A WeWork location in Midtown Manhattan, Oct. 22, 2019. The rapid expansion of WeWork’s office-space empire caused the company’s losses to balloon in the third quarter, according to a company presentation. Image: An Rong Xu/The New York Times
The rapid expansion of WeWork’s office-space empire caused the company’s losses to more than double in the third quarter, according to a company presentation.
WeWork lost $1.25 billion in the three months that ended in September, up from $497 million in the same period a year earlier, according to the document, obtained by The New York Times. Revenue increased about 94%, to $934 million.
The numbers show why WeWork’s planned initial public offering became a spectacular flameout. The company was forced to withdraw the offering in September after investors grew nervous about the company’s finances and its unusual corporate governance. Adam Neumann, its co-founder, stepped down as chief executive under pressure.
Vicki Bryan, chief executive of Bond Angle, a research firm, said WeWork should have told investors during the IPO process that losses were escalating in the third quarter. “They knew the bulk of this and kept the public in the dark,” she said.
WeWork leases office space, refurbishes and then rents it out to its customers. In the belief that there is a growing appetite for such space, it has added hundreds of new locations around the world. But doing so has cost hundreds of millions of dollars.
At the end of September, WeWork’s presentation said, the company had $2 billion in cash, a number that included $692 million of restricted cash. That sum compares with slightly over $3 billion in total cash at the end of June, implying the company used $1 billion of cash in three months. The document did not, however, provide a cash-flow statement that would show exactly how much cash the company spent in the quarter.
SoftBank, WeWork’s largest outside shareholder, moved last month to rescue the company. It accelerated an equity investment and announced plans for WeWork to sell bonds to investors.
SoftBank’s overhaul of WeWork involves getting out of noncore businesses and focusing on profitable markets. The company is also expected to lay off thousands of employees in the coming weeks.

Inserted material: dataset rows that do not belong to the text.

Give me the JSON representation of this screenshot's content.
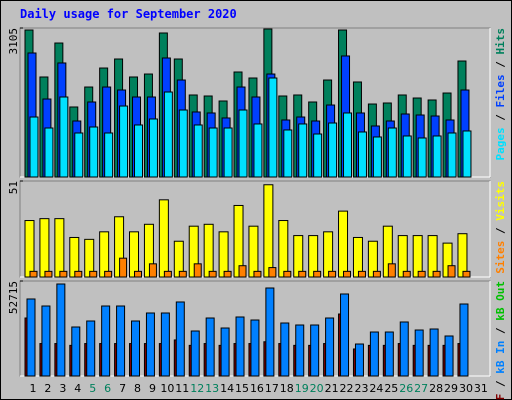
{
  "chart_data": [
    {
      "type": "bar",
      "title": "Daily usage for September 2020",
      "series": [
        {
          "name": "Hits",
          "color": "#00805c",
          "values": [
            3063,
            2084,
            2792,
            1459,
            1875,
            2271,
            2459,
            2084,
            2146,
            3001,
            2459,
            1709,
            1688,
            1584,
            2188,
            2063,
            3084,
            1688,
            1709,
            1563,
            2021,
            3063,
            1980,
            1521,
            1542,
            1709,
            1646,
            1605,
            1750,
            2417,
            null
          ]
        },
        {
          "name": "Files",
          "color": "#0040ff",
          "values": [
            2584,
            1625,
            2376,
            1167,
            1563,
            1875,
            1813,
            1667,
            1667,
            2480,
            2021,
            1355,
            1334,
            1230,
            1875,
            1667,
            2146,
            1188,
            1250,
            1167,
            1500,
            2522,
            1334,
            1063,
            1167,
            1313,
            1292,
            1271,
            1188,
            1813,
            null
          ]
        },
        {
          "name": "Pages",
          "color": "#00e0ff",
          "values": [
            1250,
            1021,
            1667,
            917,
            1042,
            917,
            1479,
            1084,
            1209,
            1771,
            1396,
            1084,
            1021,
            1021,
            1396,
            1105,
            2063,
            980,
            1105,
            896,
            1125,
            1334,
            938,
            834,
            1021,
            855,
            813,
            855,
            917,
            959,
            null
          ]
        }
      ],
      "legend_reversed": true,
      "legend_separator": " / ",
      "ylim": [
        0,
        3105
      ],
      "yticks": [
        3105
      ]
    },
    {
      "type": "bar",
      "series": [
        {
          "name": "Visits",
          "color": "#ffff00",
          "values": [
            30,
            31,
            31,
            21,
            20,
            24,
            32,
            24,
            28,
            41,
            19,
            27,
            28,
            24,
            38,
            27,
            49,
            30,
            22,
            22,
            24,
            35,
            21,
            19,
            27,
            22,
            22,
            22,
            18,
            23,
            null
          ]
        },
        {
          "name": "Sites",
          "color": "#ff8000",
          "values": [
            3,
            3,
            3,
            3,
            3,
            3,
            10,
            3,
            7,
            3,
            3,
            7,
            3,
            3,
            6,
            3,
            5,
            3,
            3,
            3,
            3,
            3,
            3,
            3,
            7,
            3,
            3,
            3,
            6,
            3,
            null
          ]
        }
      ],
      "legend_reversed": true,
      "legend_separator": " / ",
      "ylim": [
        0,
        51
      ],
      "yticks": [
        51
      ]
    },
    {
      "type": "bar",
      "categories": [
        "1",
        "2",
        "3",
        "4",
        "5",
        "6",
        "7",
        "8",
        "9",
        "10",
        "11",
        "12",
        "13",
        "14",
        "15",
        "16",
        "17",
        "18",
        "19",
        "20",
        "21",
        "22",
        "23",
        "24",
        "25",
        "26",
        "27",
        "28",
        "29",
        "30",
        "31"
      ],
      "category_colors": [
        "#000000",
        "#000000",
        "#000000",
        "#000000",
        "#00805c",
        "#00805c",
        "#000000",
        "#000000",
        "#000000",
        "#000000",
        "#000000",
        "#00805c",
        "#00805c",
        "#000000",
        "#000000",
        "#000000",
        "#000000",
        "#000000",
        "#00805c",
        "#00805c",
        "#000000",
        "#000000",
        "#000000",
        "#000000",
        "#000000",
        "#00805c",
        "#00805c",
        "#000000",
        "#000000",
        "#000000",
        "#000000"
      ],
      "series": [
        {
          "name": "kB F",
          "color": "#800000",
          "values": [
            32180,
            18000,
            18000,
            17000,
            18000,
            18000,
            18000,
            18000,
            18000,
            18000,
            20000,
            17000,
            18000,
            17000,
            18000,
            18000,
            19000,
            18000,
            17000,
            17000,
            18000,
            34400,
            15000,
            17000,
            17000,
            18000,
            17000,
            17000,
            17000,
            18000,
            null
          ]
        },
        {
          "name": "kB In",
          "color": "#0080ff",
          "values": [
            42735,
            38840,
            51050,
            27190,
            30520,
            38840,
            38840,
            30520,
            34960,
            34960,
            41070,
            24970,
            32180,
            26630,
            32740,
            31070,
            48830,
            29410,
            28300,
            28300,
            32180,
            45510,
            17750,
            24410,
            24410,
            29970,
            25520,
            26080,
            22200,
            39950,
            null
          ]
        },
        {
          "name": "kB Out",
          "color": "#00c000",
          "values": [
            0,
            0,
            0,
            0,
            0,
            0,
            0,
            0,
            0,
            0,
            0,
            0,
            0,
            0,
            0,
            0,
            0,
            0,
            0,
            0,
            0,
            0,
            0,
            0,
            0,
            0,
            0,
            0,
            0,
            0,
            null
          ]
        }
      ],
      "legend_reversed": false,
      "legend_separator": " / ",
      "ylim": [
        0,
        52715
      ],
      "yticks": [
        52715
      ]
    }
  ]
}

WeWork disclosed its financial performance through the end of June in documents it filed for the IPO. Because it scrapped the offering and remains a private company, WeWork is not required to publicly release financial statements. The latest numbers come from a presentation of selected financial data that is provided to investors who own WeWork bonds.
Occupancy at WeWork’s locations is declining, according to the presentation. In the third quarter, WeWork had enough members to fill the equivalent of 79% of available desks at the company’s locations, down from 84% a year earlier. Such a dip might be expected because WeWork was opening locations at a fast clip. But occupancy dropped even at locations open more than two years, to 87% in the third quarter from 90% a year earlier.
Older locations are generally more profitable than new ones, in part because they have had time to fill up. The presentation reveals the eye-popping rate at which WeWork has been adding space. At the end of September, WeWork had 625 locations, an 87% increase from a year earlier. It is now in 127 cities, up from 83.
WeWork is not out of trouble until SoftBank’s rescue plan is in place. As part of the bailout, SoftBank, led by the investor Masayoshi Son, made a $1.5 billion investment in WeWork equity last month. Under the plan, WeWork would also sell over $2 billion of bonds to raise new money, though it is not clear how much appetite exists for the company’s debt. Its existing bonds have plunged in price.
SoftBank’s plan also involves buying WeWork stock from existing shareholders, including Neumann. But while its purchases would give it nearly 80% of WeWork’s stock, SoftBank would end up with just under half of WeWork’s voting power. It is not clear how SoftBank intends to exert control without a majority of the votes.
A financial metric that the company likes to emphasize in its communications with investors also weakened in the third quarter. That metric, which the company calls its “location contribution margin” and does not include significant costs, fell to 9% in the quarter, down from 12% a year earlier.